Monday, November 15, 2010

An Accident of Geography Won't Save Us
 In Jared Diamond's impressive book Guns, Germs, and Steel the author ascribes the the fall of the Incan empire not to the superiority of the Spanish, but by the accident of geography. The proximity to domesticated animals shared throughout Europe and Asia as well as the shared knowledge and innovation by those people. This is a very simplified explanation of the book. I highly recommend you read the whole thing.

As I was explaining this concept to my class today I realized that this is how classrooms are today. Some classrooms are like the Spanish, of which the Flat Classroom Project is a great example.  These teachers are facilitating the sharing of knowledge and innovation in their classrooms.

Most classrooms are like the Incan empire.

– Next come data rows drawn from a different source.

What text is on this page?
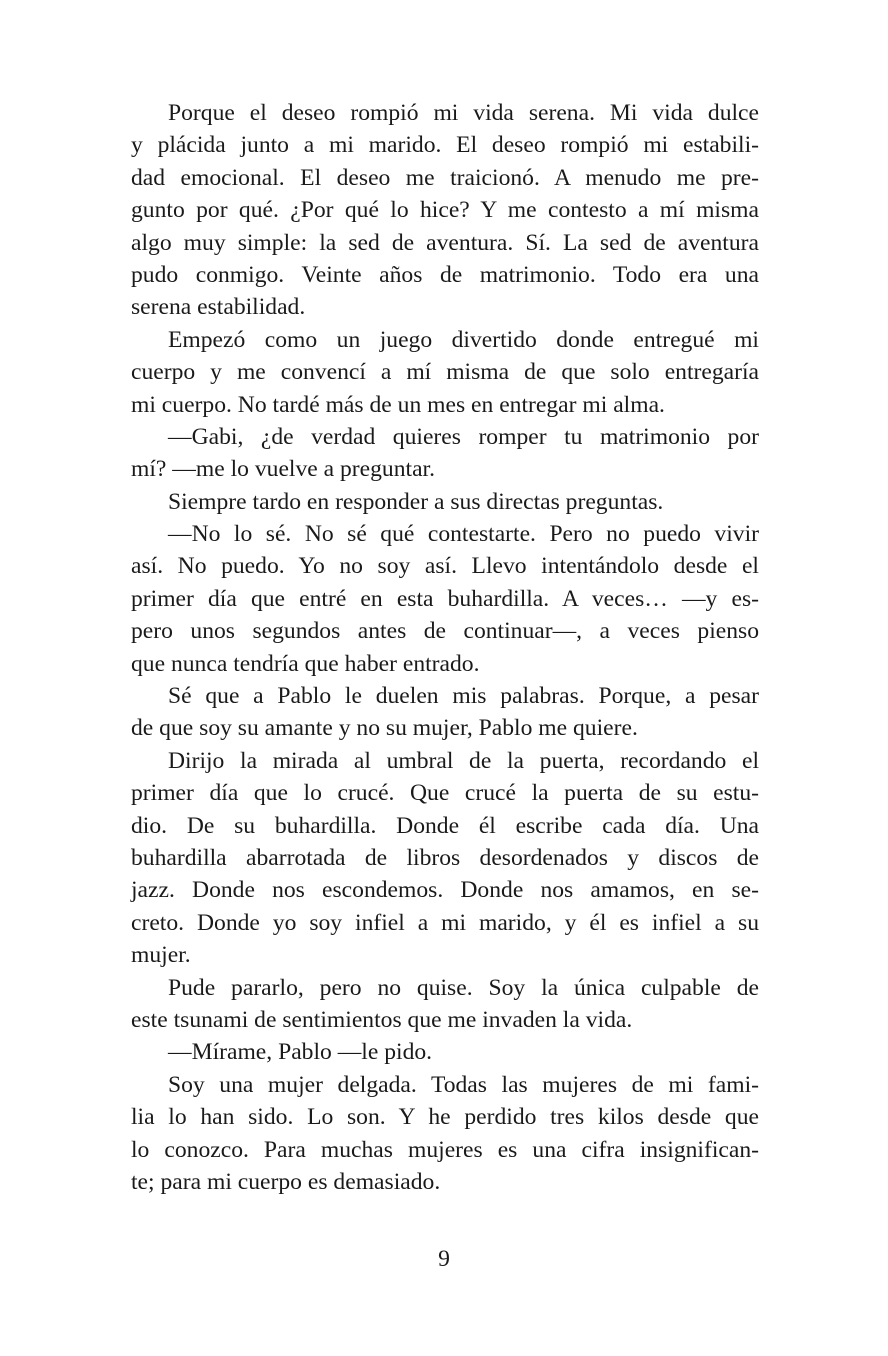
Porque el deseo rompió mi vida serena. Mi vida dulce
y plácida junto a mi marido. El deseo rompió mi estabili-
dad emocional. El deseo me traicionó. A menudo me pre-
gunto por qué. ¿Por qué lo hice? Y me contesto a mí misma
algo muy simple: la sed de aventura. Sí. La sed de aventura
pudo conmigo. Veinte años de matrimonio. Todo era una
serena estabilidad.
Empezó como un juego divertido donde entregué mi
cuerpo y me convencí a mí misma de que solo entregaría
mi cuerpo. No tardé más de un mes en entregar mi alma.
—Gabi, ¿de verdad quieres romper tu matrimonio por
mí? —me lo vuelve a preguntar.
Siempre tardo en responder a sus directas preguntas.
—No lo sé. No sé qué contestarte. Pero no puedo vivir
así. No puedo. Yo no soy así. Llevo intentándolo desde el
primer día que entré en esta buhardilla. A veces… —y es-
pero unos segundos antes de continuar—, a veces pienso
que nunca tendría que haber entrado.
Sé que a Pablo le duelen mis palabras. Porque, a pesar
de que soy su amante y no su mujer, Pablo me quiere.
Dirijo la mirada al umbral de la puerta, recordando el
primer día que lo crucé. Que crucé la puerta de su estu-
dio. De su buhardilla. Donde él escribe cada día. Una
buhardilla abarrotada de libros desordenados y discos de
jazz. Donde nos escondemos. Donde nos amamos, en se-
creto. Donde yo soy infiel a mi marido, y él es infiel a su
mujer.
Pude pararlo, pero no quise. Soy la única culpable de
este tsunami de sentimientos que me invaden la vida.
—Mírame, Pablo —le pido.
Soy una mujer delgada. Todas las mujeres de mi fami-
lia lo han sido. Lo son. Y he perdido tres kilos desde que
lo conozco. Para muchas mujeres es una cifra insignifican-
te; para mi cuerpo es demasiado.
9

They are isolated, not realizing what is outside their classroom. They assume they are the masters of learning using the same techniques that have worked for generations. They do not even know that they are being passed by.

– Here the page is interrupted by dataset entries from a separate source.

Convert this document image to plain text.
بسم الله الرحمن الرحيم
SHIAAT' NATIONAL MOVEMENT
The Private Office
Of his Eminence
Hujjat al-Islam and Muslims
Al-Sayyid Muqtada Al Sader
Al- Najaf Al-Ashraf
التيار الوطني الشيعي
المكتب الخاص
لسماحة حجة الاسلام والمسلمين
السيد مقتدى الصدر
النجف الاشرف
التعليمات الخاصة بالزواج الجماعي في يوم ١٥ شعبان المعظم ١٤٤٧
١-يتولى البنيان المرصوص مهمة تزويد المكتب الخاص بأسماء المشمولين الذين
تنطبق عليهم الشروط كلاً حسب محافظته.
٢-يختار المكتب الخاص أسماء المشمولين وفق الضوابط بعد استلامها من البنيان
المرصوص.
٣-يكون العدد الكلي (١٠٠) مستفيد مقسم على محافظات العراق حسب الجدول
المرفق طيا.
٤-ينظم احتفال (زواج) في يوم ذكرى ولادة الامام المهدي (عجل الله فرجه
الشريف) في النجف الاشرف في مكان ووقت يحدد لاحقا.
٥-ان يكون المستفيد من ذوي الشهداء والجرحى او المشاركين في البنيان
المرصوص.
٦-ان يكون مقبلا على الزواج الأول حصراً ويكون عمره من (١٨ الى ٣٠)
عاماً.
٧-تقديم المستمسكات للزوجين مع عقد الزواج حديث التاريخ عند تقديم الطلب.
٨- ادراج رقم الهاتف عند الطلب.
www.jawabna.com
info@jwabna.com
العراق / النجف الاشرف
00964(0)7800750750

Now that the problem is identified, what is the solution? I think that we must not only expose our classrooms to other classrooms, we must find ways to create learning communities with them. I am not espousing "quick hit" projects where students work together with others for short periods of time. Instead I believe we need to create long term communities that share knowledge and innovation through longer periods of time. We shouldn't rely on an accident of geography to get us where we need to go, we need to reach out and learn from others.